Dreier war für sein Fernbleiben bei der Kundgebung im Januar von vielen Seiten kritisiert worden. "Klare Worte und ein klares Bekenntnis" des Bürgermeisters erhoffte sich deshalb Stefan Marx vom DGB, der die politische Bühne organisiert. Am Montag gab Pressesprecher Jens Reinhardt dann auf NW-Nachfrage die Zusage: "Der Bürgermeister macht mit."
Teilnehmen wollen auch die SPD und die CDU: Der stellvertretende Stadtverbandsvorsitzende Markus Mertens verknüpft die Zusage aber daran, dass auch die FDP dabei ist. Der DGB wollte sich bei der Veranstaltung eigentlich auf die vier größten Ratsfraktionen konzentrieren. Dass die AfD auch die CDU zu ihrer Kundgebung eingeladen hat, überrascht Mertens nicht: Offensiv um Anhänger anderer Parteien zu werben, sei deren Strategie. Eine Teilnahme werde es aber "natürlich nicht" geben, so Mertens. SPD-Fraktionschef Franz-Josef Henze erfuhr von der NW von der Einladung zur AfD-Kundgebung: "Das kann nur ein Karnevalsscherz sein", sagte er am Rosenmontag. Bei der politischen Bühne vor dem Rathaus werde die SPD vom stellvertretenden Bürgermeister Martin Pantke vertreten.

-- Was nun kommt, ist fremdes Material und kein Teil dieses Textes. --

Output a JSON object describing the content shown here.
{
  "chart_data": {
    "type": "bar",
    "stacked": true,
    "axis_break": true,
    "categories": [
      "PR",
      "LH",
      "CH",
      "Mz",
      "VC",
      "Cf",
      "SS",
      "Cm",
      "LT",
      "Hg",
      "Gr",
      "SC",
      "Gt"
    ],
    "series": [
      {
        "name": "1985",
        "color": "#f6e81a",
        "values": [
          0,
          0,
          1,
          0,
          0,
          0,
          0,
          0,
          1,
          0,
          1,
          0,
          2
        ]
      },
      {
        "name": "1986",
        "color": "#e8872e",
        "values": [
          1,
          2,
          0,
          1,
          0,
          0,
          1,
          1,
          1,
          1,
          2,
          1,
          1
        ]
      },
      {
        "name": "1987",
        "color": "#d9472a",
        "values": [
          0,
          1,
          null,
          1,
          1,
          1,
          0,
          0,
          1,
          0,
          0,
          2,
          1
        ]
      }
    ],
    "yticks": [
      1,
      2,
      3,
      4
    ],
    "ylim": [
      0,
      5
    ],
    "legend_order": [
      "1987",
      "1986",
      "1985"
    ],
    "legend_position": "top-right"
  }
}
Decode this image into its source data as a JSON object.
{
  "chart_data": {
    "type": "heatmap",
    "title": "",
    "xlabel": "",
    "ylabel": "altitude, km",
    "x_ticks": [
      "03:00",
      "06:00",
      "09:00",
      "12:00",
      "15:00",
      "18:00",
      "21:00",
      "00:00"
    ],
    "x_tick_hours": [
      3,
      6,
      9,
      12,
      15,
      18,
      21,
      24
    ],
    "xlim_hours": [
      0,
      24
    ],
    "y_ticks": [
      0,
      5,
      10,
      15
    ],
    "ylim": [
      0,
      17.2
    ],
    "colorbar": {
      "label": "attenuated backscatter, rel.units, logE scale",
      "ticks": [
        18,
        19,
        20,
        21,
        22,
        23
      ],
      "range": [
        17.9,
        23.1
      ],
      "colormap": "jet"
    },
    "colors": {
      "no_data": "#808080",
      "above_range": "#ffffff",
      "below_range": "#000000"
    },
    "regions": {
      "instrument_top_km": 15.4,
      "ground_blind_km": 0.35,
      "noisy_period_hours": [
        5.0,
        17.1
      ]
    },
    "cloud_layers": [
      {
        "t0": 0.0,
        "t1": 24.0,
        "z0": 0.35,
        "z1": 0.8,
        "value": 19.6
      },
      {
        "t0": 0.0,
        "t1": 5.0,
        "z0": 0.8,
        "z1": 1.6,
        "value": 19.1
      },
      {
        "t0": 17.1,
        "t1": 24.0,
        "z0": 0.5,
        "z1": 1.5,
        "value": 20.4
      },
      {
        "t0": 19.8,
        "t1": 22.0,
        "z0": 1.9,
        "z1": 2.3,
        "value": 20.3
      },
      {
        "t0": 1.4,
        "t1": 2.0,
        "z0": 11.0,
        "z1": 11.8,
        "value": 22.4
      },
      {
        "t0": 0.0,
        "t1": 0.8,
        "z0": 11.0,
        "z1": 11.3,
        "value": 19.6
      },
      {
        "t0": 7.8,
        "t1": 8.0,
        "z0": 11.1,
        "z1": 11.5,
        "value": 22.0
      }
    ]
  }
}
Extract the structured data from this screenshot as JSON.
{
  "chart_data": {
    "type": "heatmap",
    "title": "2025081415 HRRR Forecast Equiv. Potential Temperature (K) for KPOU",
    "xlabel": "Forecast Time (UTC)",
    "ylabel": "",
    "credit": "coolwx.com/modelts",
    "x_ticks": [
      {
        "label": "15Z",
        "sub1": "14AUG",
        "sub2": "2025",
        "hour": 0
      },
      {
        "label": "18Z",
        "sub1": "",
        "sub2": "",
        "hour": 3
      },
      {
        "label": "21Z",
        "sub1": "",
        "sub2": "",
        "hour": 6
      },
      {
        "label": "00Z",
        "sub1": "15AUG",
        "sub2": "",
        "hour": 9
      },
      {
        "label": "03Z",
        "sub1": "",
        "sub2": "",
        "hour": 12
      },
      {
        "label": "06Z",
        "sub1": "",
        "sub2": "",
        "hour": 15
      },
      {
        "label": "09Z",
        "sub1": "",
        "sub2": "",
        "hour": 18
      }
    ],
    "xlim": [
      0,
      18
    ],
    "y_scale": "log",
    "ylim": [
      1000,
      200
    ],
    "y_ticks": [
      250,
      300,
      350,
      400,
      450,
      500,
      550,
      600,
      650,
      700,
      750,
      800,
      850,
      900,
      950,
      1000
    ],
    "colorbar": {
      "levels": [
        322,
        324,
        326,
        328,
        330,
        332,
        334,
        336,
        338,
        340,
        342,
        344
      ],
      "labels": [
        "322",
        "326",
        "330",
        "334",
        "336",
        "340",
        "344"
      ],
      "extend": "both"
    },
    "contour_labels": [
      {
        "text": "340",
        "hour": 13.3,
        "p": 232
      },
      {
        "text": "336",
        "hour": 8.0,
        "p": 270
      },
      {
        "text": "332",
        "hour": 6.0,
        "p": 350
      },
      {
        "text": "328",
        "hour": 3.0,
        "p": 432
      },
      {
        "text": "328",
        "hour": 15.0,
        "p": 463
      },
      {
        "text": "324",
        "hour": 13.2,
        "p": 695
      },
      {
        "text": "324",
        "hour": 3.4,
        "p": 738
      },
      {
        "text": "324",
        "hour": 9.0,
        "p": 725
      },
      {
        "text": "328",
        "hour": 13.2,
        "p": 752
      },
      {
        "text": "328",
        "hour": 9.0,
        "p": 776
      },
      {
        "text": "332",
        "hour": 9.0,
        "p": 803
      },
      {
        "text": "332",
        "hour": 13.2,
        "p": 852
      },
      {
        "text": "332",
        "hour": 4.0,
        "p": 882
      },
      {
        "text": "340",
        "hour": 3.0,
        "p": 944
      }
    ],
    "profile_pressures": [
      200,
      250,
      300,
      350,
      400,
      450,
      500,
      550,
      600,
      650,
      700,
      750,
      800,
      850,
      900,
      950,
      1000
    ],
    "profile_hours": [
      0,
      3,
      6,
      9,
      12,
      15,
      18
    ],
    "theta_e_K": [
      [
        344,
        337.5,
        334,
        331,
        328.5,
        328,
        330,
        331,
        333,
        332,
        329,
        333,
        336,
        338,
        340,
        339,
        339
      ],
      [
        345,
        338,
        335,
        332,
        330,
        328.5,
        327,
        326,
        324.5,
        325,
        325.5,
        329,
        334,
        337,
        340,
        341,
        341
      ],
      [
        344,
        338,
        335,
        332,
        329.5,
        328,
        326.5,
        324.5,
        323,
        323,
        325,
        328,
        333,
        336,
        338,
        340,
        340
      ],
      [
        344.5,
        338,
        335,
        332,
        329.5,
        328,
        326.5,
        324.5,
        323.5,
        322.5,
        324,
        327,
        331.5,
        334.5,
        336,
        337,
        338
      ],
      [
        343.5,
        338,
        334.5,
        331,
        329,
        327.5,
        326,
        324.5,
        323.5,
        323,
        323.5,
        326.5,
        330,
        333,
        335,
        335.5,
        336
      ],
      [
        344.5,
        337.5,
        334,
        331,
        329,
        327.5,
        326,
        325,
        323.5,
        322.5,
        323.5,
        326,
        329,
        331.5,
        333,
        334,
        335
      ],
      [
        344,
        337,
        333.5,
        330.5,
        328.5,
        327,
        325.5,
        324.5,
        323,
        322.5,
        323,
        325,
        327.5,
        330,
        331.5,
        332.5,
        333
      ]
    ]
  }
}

Die Jüdische Kultusgemeinde, die von der AfD erneut ausdrücklich erwähnt wurde, hatte die Einladung bereits Ende Januar in dieser Zeitung als "Witz" bezeichnet.
Wenig begeistert reagierte auch Pfarrer Thomas Stolz auf das Angebot der AfD, auf ihrer Kundgebung ein Gebet zu sprechen: "Ich werde mich nicht vereinnahmen lassen", sagte er. Zum Friedensgebet der Religionen am Marienplatz dürfe aber auch die AfD kommen: "Jeder, der für den Frieden betet, ist willkommen", so Stolz. Dort dürfe aber nicht demonstriert werden.
Auch Markus Mertens hat nichts gegen die Teilnahme der Partei: "Dann können wir gemeinsam für den Teil der Verwirrten in der AfD beten", so der CDU-Fraktionschef.
Günther Koch, Kreisvorsitzender der AfD, kündigte unterdessen eine Änderung in der Rednerliste an: Statt Udo Hemmelgarn wird jetzt Sonja Schaak, Pressesprecherin des Detmolder Bezirksverbandes, teilnehmen.
Koch hat für Freitag 1.500 Teilnehmer angemeldet.